Bombay High Court Increases Accident Compensation For Deceased Doctor Family

The Bombay High Court in Mumbai on Friday, July 10, ruled that income tax deductions for housing loans cannot be used to reduce the calculated income of a deceased person when determining motor accident compensation.
Justice Jitendra Jain passed the ruling while enhancing the compensation awarded to the family of Dr. Bhupendra Kothadiya, a deceased medical practitioner, by Rs 17.58 lakh.
The family, consisting of Dr. Kothadiya’s wife and two children, had challenged a 2012 order passed by the Motor Accident Claims Tribunal (MACT) in Nashik. The tribunal had originally awarded them a compensation of Rs 16.80 lakh with interest following the doctor's death in a road accident.
The key issue in the appeal was whether the tribunal was correct in calculating the deceased doctor's income using his income tax returns after adjusting losses under the "house property" head. These losses occurred due to interest paid on a housing loan, which is allowed as a deduction under the Income Tax Act.

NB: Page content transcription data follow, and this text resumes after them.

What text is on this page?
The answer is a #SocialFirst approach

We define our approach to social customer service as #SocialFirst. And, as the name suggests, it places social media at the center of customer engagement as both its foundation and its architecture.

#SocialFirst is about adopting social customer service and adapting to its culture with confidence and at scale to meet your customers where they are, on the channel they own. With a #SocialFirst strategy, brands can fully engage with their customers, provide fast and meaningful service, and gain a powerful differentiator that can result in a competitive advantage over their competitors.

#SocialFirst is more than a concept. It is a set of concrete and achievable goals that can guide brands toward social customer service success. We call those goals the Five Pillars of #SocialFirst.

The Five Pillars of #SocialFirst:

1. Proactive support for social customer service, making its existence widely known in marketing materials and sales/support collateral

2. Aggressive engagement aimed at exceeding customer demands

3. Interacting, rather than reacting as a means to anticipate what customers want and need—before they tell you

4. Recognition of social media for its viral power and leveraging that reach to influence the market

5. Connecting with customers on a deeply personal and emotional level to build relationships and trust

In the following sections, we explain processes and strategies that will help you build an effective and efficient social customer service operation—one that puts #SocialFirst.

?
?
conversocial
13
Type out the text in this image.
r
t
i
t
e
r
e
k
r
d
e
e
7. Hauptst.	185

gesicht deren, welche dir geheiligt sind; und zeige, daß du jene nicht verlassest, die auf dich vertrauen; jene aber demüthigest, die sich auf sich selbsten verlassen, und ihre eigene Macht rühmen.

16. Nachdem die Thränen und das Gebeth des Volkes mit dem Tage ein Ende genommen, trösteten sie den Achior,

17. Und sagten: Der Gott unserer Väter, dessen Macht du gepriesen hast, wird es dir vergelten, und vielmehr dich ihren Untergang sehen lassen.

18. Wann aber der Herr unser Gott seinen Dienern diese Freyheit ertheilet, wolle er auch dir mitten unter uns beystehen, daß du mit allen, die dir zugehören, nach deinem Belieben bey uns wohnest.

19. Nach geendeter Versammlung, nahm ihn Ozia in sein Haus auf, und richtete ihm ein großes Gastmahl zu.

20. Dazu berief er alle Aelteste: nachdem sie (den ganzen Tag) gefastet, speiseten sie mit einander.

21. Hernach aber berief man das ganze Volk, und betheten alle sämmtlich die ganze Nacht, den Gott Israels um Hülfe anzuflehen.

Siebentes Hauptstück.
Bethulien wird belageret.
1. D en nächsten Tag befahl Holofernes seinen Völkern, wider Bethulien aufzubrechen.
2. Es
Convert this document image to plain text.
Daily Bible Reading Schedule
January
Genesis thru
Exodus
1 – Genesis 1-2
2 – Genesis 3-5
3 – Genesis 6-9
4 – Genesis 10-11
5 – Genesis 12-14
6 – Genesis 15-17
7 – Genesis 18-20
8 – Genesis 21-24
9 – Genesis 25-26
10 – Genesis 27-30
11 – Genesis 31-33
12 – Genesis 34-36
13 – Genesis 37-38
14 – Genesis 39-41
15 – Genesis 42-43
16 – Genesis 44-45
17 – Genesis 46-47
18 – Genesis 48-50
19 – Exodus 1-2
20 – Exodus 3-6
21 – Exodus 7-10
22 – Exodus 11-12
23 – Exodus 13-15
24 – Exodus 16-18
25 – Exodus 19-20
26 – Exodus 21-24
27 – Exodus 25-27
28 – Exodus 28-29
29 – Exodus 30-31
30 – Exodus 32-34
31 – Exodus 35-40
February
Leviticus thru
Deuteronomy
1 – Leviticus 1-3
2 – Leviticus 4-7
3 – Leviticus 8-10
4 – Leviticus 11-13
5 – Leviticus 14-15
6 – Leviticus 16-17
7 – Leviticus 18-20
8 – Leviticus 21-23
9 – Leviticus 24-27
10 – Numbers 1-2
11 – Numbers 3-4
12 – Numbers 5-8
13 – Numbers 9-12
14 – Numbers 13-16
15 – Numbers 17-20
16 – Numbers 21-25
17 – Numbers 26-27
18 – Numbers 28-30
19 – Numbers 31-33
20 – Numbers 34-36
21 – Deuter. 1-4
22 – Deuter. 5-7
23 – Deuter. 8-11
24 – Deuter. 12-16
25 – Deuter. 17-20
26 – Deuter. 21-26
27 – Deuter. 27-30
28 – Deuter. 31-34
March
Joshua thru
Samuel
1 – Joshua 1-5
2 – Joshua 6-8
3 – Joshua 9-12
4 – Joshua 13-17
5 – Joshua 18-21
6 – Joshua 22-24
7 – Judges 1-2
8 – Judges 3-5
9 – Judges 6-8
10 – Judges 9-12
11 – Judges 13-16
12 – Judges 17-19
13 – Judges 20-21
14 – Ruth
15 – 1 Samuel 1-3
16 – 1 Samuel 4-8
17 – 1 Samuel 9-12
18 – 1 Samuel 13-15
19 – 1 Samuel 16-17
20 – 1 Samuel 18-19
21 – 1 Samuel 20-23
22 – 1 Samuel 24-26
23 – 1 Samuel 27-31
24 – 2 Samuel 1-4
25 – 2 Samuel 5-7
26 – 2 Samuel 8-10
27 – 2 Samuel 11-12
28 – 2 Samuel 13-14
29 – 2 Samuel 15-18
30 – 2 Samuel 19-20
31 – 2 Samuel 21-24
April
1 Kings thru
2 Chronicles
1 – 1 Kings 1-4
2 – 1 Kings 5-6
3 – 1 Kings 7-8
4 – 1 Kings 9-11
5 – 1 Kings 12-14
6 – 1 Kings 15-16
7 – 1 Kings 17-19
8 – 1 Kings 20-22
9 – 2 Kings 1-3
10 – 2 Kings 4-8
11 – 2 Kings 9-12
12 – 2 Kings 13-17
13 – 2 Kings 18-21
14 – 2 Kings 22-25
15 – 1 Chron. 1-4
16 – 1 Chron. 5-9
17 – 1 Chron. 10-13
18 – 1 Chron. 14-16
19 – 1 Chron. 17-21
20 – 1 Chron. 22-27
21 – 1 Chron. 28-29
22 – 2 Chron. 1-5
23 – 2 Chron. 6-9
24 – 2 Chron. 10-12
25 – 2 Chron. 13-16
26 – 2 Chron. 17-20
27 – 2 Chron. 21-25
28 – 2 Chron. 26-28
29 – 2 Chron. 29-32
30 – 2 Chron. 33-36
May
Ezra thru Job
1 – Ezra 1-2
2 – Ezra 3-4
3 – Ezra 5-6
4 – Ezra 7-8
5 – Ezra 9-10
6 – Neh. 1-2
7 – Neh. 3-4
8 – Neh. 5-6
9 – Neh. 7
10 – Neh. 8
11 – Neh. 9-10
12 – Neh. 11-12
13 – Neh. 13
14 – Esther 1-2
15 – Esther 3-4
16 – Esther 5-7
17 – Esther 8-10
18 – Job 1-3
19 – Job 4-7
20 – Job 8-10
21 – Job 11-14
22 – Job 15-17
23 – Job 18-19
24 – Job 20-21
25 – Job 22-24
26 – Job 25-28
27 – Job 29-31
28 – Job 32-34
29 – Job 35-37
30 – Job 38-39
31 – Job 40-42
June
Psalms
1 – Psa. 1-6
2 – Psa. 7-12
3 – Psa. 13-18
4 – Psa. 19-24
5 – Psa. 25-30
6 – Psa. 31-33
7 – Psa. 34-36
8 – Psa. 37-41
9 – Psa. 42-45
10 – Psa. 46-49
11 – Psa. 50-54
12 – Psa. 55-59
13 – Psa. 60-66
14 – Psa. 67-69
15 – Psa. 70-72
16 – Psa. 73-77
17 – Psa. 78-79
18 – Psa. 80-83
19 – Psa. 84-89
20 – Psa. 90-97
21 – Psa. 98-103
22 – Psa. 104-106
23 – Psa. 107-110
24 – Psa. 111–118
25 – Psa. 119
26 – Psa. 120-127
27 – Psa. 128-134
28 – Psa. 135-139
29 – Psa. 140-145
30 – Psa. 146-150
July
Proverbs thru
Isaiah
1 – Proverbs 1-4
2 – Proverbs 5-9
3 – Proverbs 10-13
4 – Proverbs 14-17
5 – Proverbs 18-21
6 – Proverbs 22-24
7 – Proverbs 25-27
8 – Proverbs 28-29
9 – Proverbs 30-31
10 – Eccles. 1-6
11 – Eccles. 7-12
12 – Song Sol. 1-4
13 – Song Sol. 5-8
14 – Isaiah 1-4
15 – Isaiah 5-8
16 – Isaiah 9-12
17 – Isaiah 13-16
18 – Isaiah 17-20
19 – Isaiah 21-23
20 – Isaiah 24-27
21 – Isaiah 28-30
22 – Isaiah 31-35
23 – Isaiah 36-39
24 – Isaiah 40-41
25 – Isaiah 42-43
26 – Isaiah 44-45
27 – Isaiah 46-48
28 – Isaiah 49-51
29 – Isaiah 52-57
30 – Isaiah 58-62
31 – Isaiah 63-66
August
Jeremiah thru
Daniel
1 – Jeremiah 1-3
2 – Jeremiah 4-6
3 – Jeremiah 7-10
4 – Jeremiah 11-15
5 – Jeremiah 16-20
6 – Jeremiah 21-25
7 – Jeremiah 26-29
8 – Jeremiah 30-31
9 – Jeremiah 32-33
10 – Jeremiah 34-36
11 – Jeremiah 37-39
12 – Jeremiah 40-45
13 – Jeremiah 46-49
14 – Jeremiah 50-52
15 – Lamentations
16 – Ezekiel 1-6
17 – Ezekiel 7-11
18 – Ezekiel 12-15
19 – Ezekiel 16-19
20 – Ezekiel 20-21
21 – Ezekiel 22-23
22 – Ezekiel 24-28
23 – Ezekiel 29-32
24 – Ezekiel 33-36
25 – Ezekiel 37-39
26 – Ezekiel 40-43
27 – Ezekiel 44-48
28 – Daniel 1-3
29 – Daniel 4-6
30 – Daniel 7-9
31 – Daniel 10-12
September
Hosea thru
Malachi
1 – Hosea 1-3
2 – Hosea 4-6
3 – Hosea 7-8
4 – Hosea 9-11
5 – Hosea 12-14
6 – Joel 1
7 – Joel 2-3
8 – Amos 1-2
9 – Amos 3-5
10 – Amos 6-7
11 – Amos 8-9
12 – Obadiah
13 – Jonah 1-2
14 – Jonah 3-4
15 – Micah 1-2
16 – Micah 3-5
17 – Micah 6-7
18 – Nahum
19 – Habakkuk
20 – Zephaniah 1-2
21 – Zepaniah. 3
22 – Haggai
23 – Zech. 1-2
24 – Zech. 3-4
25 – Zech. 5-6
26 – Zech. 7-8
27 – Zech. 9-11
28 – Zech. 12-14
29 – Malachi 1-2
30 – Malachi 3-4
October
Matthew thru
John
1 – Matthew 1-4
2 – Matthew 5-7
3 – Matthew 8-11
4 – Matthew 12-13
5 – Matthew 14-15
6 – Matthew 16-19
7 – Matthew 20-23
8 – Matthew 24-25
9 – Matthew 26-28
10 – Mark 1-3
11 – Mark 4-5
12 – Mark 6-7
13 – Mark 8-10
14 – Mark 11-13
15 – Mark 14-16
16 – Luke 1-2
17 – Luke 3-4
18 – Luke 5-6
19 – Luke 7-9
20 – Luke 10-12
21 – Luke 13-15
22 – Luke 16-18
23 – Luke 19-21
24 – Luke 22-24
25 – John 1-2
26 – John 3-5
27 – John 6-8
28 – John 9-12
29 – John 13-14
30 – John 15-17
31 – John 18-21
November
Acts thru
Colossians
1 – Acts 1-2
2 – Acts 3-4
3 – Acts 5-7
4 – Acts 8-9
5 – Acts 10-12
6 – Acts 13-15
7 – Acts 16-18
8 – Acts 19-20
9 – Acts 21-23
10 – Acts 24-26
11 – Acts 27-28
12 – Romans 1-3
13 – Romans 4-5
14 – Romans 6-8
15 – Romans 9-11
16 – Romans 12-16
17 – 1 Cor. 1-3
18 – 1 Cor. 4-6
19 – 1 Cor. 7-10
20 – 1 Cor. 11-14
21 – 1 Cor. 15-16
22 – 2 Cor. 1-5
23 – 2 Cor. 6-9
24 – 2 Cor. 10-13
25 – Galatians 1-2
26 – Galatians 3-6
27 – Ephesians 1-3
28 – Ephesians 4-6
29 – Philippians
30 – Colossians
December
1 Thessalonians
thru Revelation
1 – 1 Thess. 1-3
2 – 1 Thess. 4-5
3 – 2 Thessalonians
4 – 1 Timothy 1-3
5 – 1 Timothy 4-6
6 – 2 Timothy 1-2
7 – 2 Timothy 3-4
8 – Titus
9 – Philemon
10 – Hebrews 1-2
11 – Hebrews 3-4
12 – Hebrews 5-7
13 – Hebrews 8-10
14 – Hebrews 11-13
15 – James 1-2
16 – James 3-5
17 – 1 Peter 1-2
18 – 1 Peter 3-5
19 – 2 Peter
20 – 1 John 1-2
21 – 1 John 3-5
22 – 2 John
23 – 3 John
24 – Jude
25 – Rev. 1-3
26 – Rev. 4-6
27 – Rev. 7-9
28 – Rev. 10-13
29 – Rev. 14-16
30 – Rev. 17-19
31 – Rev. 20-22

The claimants argued that while actual income tax paid can be deducted to determine compensation, housing loan interest should not reduce the calculated income. Conversely, the insurance company argued that only the disposable income remaining after paying the housing loan interest should be considered for the calculation.
Justice Jain rejected the insurance company's argument, stating that the Income Tax Act and the Motor Vehicles Act serve entirely different purposes. He noted that the Motor Vehicles Act is a social welfare legislation designed to compensate dependants for the financial loss of an earning family member, whereas the Income Tax Act merely determines tax liability.
The court observed that reducing housing loan interest from the deceased's income would leave dependants with inadequate compensation, especially since the loan liability continues even after death. The High Court ordered the insurance company to deposit the enhanced amount of Rs 17.58 lakh, along with interest running from the date the claim petition was filed, within eight weeks.